Я принялся считать в уме. Чтобы пройти пешком от Нулевой точки до Лаланда за двенадцать часов (резерв работы скорлуп при полной заправке), нам нужно преодолевать… больше десяти километров в час. Малореально. Сервомышцы откажут на полпути, не рассчитаны они на такую нагрузку, — и остаток придется топать на своих двоих, волоча скафандр (полцентнера инертной массы) на горбу. Надо найти транспорт. Но где?!
Или… Я исходил из того, что за мной потянутся все тридцать четыре станционщика. Но ведь я могу оставить их в спас-куполе. Припасов им хватит на добрую четверть цикла, а, добравшись до куполов Лаланда, я уж как-нибудь заставлю Аббасона выслать беднягам на помощь вездеход.
А сам я… ну, вместе с Элис… наверное, в силах пробежать этот супермарафон. Если взять запасные батареи… или даже баллоны… На всех этого добра не хватит, оттого я и не подумал о таком варианте поначалу. Главное — накачаться стимуляторами до самых бровей, чтобы не потерять бдительности на последних часах гонки. И точно просчитать, сколько нужно припасов, чтобы не перебрать веса, и не остаться без воздуха ненароком. И как следует отдохнуть перед выходом. Потому что вернуться мы не сумеем уже определенно. А после нас — через две недели — умрут и тридцать четыре ни в чем не повинных станционщика, которых мы по случайности впутали в свои подвиги.
Я залез поглубже в мешок, свернулся в клубок и задремал. Последний сон приговоренного к смерти. Стоит мне сунуть нос в места цивилизованные, и крепко выспаться я смогу не раньше, чем отправлю мистера Дэвро в лифт. И Карела с ним.
Разбудил меня писклявый зуммер скорлупы. Я неохотно разлепил веки и уставился в тускло-белый потолок. В воздухе стоял почти неопределимый запах, сопровождающий любое скопление людей — даже безупречно чистых, чего о нас сказать никак нельзя было. Представив себе, какое амбре тут будет стоять через неделю, я заранее поморщился.
Неохотно позавтракав, чем бог послал (то есть сушеными рационами, приведенными в съедобное состояние водой вторичного использования), я объявил станционщикам свой план. Встречен он был против ожидания спокойно. Желающих составить мне компанию не нашлось. Я про себя связал это с разным отношением лунарей и станционщиков к вакууму. Им пустота кажется много опаснее. На орбите без страховочного фала и маневрового пистолета работать просто нельзя. Невесомость коварна; не успеешь оглянуться, как почти незаметное движение отнесло тебя от креплений, и…

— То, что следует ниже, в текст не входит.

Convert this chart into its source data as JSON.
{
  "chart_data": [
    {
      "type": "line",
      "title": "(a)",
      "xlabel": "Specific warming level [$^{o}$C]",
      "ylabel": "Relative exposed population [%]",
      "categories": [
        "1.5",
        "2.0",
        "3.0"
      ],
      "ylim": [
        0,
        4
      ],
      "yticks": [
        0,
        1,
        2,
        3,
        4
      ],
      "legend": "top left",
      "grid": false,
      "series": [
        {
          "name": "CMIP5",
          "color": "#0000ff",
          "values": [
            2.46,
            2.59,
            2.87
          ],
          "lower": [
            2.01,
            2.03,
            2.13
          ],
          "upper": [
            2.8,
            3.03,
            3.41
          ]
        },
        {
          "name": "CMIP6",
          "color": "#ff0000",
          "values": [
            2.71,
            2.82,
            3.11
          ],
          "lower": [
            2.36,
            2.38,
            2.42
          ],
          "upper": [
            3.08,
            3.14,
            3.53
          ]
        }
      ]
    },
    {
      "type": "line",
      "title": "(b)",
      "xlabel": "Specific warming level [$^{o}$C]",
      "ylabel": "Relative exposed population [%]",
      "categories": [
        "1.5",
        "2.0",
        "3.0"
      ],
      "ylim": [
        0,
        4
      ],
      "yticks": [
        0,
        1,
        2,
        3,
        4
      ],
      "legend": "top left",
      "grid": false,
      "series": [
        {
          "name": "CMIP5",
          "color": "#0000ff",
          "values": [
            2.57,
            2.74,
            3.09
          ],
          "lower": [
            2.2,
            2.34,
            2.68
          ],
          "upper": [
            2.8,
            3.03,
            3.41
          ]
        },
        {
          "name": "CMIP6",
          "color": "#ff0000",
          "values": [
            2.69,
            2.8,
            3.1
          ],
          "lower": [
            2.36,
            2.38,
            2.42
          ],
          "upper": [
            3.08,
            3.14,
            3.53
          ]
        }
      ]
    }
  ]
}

Собирались мы медленно. Когда отправляешься в путешествие в один конец, начинать его страшно неохота. Но — на мой взгляд, слишком быстро — запасы были навьючены на плечи и закреплены хитроумной упряжью из соединительных шнуров, сервосистемы и теплообменники скорлуп — проверены и проверены еще раз, и настало время выходить.
Станционщики провожали нас нестройными воплями и требованиями «вернуться, как только». Титановая пластина поднялась за нашими горбами, и мы двинулись в путь.
Желоб обманчиво-медленно плыл под ногами. Сервомышцы сокращались одна за другой, толкая скорлупу вверх и вперед по пологим, неторопливым дугам. Примерно на втором часу мной овладела странная иллюзия — казалось, что не я бегу по нескончаемому треку, а Луна проворачивается подо мной, что я ногами толкаю планету, как бесконечную дорожку тренажера — все быстрее, быстрее, не сдвигаясь с места. Наверное, причиной тому была видимая округлость мира — а может, мне только казалось, что горизонт заворачивается вниз?